[Crítica] Festival de Lima: «Socrates», de Alexandre Moratto


La decadencia es uno de los esquemas narrativos más impregnados en nuestra cultura. Uno se entusiasma al ver a su personaje corrompiéndose, rebajándose, siendo destruido, solo para remontar a su antigua gloria. «Socrates», película del brasilero Alexandre Moratto, nos obliga a preguntarnos qué ocurre si ese esplendor pasado nunca existió, y si la degradación es solo un viaje de ida.

En esta situación se halla el chico que da nombre a la película (Christian Malheiros). Luego de perder a su madre en la primera escena del film, la narración se apresura en construir a Socrates como un verdadero desgraciado, iniciando un vía crucis tan ininterrumpido como demoledor.

Incapaz de conseguir un empleo, Socrates se enamora de Maicon (Tales Ordakji), quien, luego de ser víctimas de un ataque homofóbico, le da la espalda. Intenta recuperar las cenizas de su madre, pero la funeraria le pide que esté acompañado de su padre, a quien prefiere evitar a toda costa. Poco después es echado de su departamento al no pagar el alquiler, y se ve obligado a deambular en las calles de Sao Paulo, en donde su suerte solo empeora.

La cámara en mano es la mejor forma en que se pudo haber seguido el viaje de Socrates. El devenir errático del protagonista empalma con el movimiento dinámico del aparato que filma, mientras se le va despojan de todo lo que tiene.  Aunque para algunos puede resultar excesivo, Moratto deja en claro una y otra vez que no está en sus planes apiadarse de su protagonista, colocándolo ante los ambientes más sórdidos de la metrópoli, donde la agresividad y la indiferencia matan por igual.

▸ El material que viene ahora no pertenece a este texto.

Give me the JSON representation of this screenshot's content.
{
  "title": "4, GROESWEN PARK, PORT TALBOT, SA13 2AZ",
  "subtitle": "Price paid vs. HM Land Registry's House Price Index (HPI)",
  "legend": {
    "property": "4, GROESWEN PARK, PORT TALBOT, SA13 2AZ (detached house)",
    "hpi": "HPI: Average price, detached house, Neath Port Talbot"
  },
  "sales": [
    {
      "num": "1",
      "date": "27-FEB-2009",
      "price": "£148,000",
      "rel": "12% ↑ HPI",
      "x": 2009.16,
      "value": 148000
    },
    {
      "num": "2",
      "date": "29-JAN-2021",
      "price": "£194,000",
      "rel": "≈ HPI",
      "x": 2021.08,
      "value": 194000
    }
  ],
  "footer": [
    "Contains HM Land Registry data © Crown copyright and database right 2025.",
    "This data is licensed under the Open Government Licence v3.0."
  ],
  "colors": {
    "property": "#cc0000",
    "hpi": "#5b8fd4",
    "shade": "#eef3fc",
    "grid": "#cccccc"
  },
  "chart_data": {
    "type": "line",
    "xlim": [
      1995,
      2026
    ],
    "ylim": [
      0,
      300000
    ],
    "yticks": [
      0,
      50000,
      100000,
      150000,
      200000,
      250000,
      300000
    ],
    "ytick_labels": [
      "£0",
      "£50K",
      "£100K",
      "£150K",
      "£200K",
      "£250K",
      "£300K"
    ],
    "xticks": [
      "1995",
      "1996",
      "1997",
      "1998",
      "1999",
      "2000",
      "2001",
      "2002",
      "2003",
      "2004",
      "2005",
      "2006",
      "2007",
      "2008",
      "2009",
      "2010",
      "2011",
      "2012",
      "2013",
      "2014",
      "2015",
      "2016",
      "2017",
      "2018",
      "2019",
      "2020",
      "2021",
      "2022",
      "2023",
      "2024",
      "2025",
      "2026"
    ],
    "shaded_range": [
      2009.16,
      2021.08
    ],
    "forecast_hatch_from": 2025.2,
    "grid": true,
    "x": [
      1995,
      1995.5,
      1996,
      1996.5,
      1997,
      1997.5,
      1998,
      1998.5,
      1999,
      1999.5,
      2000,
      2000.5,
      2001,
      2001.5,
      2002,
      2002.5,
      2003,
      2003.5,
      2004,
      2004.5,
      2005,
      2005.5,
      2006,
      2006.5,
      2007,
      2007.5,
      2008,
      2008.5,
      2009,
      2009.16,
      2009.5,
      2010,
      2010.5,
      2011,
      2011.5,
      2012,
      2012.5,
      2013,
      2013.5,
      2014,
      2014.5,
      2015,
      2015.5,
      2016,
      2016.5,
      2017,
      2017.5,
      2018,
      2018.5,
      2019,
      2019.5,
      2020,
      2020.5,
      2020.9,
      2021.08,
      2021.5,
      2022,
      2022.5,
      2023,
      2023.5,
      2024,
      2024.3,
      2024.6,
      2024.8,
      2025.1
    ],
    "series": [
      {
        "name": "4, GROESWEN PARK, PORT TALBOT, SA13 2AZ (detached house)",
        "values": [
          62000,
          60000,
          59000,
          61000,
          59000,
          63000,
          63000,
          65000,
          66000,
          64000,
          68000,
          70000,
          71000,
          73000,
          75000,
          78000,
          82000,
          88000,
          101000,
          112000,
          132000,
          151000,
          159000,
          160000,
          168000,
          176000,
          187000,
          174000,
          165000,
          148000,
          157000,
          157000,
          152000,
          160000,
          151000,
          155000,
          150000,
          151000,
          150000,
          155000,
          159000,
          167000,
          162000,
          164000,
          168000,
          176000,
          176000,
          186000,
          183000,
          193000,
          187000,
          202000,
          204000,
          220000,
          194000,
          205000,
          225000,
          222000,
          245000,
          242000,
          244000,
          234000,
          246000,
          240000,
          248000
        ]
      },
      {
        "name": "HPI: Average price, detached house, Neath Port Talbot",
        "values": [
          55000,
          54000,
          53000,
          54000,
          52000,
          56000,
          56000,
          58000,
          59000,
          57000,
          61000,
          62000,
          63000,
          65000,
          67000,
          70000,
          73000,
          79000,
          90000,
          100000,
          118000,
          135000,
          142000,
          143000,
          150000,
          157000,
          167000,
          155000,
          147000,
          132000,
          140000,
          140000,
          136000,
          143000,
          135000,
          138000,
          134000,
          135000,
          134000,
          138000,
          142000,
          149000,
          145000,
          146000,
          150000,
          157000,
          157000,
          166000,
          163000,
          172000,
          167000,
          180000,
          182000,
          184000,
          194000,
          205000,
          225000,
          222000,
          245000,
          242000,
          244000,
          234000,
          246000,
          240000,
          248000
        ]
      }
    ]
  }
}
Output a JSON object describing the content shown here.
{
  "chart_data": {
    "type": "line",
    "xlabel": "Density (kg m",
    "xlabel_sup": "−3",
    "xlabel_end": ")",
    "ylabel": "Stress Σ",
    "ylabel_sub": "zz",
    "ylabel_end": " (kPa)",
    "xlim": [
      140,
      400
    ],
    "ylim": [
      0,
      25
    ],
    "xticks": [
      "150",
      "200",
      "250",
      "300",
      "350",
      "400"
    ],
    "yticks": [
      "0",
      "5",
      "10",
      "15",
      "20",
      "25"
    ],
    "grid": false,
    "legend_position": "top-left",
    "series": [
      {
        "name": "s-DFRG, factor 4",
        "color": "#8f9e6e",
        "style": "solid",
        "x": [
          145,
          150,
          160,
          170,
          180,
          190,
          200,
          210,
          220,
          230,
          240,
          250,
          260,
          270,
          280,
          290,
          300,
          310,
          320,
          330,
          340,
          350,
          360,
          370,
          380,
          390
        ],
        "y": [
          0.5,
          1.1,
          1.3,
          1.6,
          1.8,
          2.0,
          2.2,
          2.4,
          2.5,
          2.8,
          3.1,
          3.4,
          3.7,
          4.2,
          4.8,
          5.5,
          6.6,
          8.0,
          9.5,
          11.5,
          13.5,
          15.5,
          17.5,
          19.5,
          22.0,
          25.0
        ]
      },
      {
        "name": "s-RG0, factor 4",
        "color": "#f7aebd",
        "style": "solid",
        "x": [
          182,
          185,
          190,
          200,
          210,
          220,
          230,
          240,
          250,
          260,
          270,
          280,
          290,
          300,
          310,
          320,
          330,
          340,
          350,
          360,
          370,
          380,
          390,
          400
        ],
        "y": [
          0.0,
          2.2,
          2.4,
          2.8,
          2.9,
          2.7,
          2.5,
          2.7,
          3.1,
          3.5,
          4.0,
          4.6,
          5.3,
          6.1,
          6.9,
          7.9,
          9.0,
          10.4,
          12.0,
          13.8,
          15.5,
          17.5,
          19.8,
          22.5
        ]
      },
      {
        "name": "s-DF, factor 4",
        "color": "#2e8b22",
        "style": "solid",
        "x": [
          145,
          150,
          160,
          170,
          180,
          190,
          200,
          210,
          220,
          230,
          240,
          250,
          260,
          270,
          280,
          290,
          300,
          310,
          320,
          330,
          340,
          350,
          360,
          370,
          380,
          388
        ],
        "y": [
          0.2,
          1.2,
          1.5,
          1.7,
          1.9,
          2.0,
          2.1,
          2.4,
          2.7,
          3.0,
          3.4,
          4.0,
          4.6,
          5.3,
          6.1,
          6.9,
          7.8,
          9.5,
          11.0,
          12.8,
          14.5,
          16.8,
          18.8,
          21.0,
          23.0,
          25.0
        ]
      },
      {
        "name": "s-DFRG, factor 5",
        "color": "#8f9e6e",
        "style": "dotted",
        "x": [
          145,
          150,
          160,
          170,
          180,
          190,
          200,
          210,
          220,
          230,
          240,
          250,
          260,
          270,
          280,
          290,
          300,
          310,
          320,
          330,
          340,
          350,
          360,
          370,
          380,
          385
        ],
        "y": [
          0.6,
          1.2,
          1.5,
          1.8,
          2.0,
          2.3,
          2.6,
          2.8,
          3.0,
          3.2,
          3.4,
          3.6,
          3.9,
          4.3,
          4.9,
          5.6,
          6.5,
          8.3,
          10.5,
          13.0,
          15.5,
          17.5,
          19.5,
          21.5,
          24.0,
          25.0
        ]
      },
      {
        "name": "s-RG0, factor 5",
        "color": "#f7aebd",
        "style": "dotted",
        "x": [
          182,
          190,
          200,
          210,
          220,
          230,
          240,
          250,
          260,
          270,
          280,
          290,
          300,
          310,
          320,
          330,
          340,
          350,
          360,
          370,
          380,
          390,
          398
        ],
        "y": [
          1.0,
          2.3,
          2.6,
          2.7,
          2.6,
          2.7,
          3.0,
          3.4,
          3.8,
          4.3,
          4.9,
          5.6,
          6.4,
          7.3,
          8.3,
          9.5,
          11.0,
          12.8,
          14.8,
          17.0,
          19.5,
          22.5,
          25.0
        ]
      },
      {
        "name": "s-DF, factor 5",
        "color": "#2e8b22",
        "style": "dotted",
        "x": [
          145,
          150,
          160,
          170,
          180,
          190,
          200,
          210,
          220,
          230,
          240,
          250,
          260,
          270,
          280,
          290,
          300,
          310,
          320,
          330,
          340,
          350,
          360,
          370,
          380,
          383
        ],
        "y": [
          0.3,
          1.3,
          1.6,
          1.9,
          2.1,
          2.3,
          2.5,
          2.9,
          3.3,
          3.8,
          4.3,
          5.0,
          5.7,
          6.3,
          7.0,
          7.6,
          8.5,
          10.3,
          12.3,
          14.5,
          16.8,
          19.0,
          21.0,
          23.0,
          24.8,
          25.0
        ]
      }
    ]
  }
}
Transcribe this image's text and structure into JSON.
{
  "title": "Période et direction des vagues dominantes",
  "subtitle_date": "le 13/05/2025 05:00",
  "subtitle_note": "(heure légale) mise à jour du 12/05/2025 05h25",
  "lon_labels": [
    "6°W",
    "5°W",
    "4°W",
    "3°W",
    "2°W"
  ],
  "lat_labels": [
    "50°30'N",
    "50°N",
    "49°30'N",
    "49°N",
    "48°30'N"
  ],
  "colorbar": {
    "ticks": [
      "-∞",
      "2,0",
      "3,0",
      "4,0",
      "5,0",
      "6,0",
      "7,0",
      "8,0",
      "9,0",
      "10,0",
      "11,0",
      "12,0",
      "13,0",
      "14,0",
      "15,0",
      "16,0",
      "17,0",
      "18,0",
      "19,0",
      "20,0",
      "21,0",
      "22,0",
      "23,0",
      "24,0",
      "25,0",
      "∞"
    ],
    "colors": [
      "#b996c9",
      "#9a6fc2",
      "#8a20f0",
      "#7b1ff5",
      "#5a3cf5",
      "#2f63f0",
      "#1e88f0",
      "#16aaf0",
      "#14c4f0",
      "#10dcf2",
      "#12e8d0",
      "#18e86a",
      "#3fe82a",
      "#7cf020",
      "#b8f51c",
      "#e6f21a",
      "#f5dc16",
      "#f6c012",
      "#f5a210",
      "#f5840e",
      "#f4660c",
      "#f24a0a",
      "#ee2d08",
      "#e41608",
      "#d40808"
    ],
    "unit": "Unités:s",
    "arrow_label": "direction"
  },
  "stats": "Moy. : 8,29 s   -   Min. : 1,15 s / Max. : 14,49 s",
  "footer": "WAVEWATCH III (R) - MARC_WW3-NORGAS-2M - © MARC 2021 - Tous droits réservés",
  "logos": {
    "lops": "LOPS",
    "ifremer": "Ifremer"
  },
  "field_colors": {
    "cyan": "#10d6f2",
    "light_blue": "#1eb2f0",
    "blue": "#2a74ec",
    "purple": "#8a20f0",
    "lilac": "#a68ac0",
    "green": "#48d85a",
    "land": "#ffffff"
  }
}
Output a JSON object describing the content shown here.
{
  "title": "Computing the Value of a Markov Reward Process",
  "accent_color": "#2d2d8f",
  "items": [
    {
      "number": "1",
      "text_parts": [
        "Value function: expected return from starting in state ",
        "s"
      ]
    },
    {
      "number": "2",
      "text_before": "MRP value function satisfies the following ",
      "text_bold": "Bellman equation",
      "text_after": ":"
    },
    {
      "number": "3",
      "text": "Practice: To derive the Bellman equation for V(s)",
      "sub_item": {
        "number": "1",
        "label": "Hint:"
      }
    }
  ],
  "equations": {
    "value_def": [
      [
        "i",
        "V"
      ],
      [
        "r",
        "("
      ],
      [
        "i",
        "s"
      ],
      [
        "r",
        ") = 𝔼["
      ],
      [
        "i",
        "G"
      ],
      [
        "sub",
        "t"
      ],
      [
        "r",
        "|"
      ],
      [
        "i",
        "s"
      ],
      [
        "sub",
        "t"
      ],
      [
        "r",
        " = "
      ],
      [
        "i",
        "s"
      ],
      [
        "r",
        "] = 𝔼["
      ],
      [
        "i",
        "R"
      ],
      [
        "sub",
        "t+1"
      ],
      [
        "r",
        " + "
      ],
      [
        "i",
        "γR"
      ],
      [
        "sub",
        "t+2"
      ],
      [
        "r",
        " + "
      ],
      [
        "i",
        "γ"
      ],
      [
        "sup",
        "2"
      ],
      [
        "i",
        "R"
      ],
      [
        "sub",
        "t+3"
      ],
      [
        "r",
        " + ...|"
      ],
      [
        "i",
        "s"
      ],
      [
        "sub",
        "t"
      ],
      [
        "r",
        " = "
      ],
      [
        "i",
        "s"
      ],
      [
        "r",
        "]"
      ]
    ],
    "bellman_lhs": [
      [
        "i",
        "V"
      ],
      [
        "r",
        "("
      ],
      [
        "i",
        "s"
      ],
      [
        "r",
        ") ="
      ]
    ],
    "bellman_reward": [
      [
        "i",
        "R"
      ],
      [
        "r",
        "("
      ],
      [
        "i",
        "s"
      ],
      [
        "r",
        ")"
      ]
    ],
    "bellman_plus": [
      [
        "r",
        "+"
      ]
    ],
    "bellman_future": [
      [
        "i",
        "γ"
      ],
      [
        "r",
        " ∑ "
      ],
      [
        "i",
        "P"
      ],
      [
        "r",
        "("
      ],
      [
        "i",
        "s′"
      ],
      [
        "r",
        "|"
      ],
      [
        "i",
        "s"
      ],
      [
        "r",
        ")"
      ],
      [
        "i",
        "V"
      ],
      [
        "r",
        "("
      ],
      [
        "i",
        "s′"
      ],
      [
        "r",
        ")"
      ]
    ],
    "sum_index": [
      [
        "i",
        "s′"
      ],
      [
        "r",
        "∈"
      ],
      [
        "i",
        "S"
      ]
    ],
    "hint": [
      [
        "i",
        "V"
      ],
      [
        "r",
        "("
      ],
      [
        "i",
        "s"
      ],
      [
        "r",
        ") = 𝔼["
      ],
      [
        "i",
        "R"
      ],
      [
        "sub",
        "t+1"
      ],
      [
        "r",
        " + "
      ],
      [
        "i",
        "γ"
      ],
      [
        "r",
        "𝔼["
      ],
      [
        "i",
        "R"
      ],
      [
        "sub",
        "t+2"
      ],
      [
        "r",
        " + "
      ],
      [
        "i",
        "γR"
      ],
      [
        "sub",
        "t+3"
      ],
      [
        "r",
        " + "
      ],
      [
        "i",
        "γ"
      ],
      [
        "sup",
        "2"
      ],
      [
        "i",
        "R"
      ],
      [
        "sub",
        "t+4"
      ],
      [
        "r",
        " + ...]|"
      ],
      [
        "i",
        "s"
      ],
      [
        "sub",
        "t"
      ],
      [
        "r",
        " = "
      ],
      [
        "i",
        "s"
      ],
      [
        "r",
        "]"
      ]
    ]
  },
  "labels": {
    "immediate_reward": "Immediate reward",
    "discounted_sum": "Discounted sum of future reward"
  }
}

Otro mérito: si bien Moratto y Mantesso (ambos a cargo del guion) no dudan en manifestar la homosexualidad de Sócrates, en ningún momento lo reducen a ella. Si bien la homofobia es causante de muchas de sus peripecias, otros ejes del personaje son explorados: su vida sentimental, su perseverancia, la relación con su padre y, por supuesto, con su difunta madre. La verdad es que, aunque su muerte sea lo primero que vemos, su presencia nunca abandona a su hijo, y la narración ciertamente tampoco lo hace. El duelo que atraviesa Socrates es parte integral de la trama, proceso análogo a su destrucción ética y existencial. Eso sí, no siempre de forma evidente, pero no por ello menos real.

La relación del personaje de Malheiros con la mujer que le dio la vida es tal que, incluso, no está dispuesto a morir sin su compañía, decisión de la que en último momento se arrepiente. Curiosamente, el vía crucis llega a su fin no con el regreso a la ciudad, sino con el esparcimiento de las cenizas, ese segundo funeral, íntimo y poderoso. Que todo vaya a mejorar después de esto es una predicción ingenua, pero nadie podrá negar que, al menos, se ha atravesado un umbral. La película termina sugiriendo esa irrefutable verdad: vivir demanda coraje, perseverancia y algo de terquedad, incluso (sobre todo) cuando uno se halla en la ruina.

«Socrates» se cuenta lejos de todo efectismo, de una forma directa y que lo dejan a uno sin aliento, verdaderamente en la carne de su protagonista.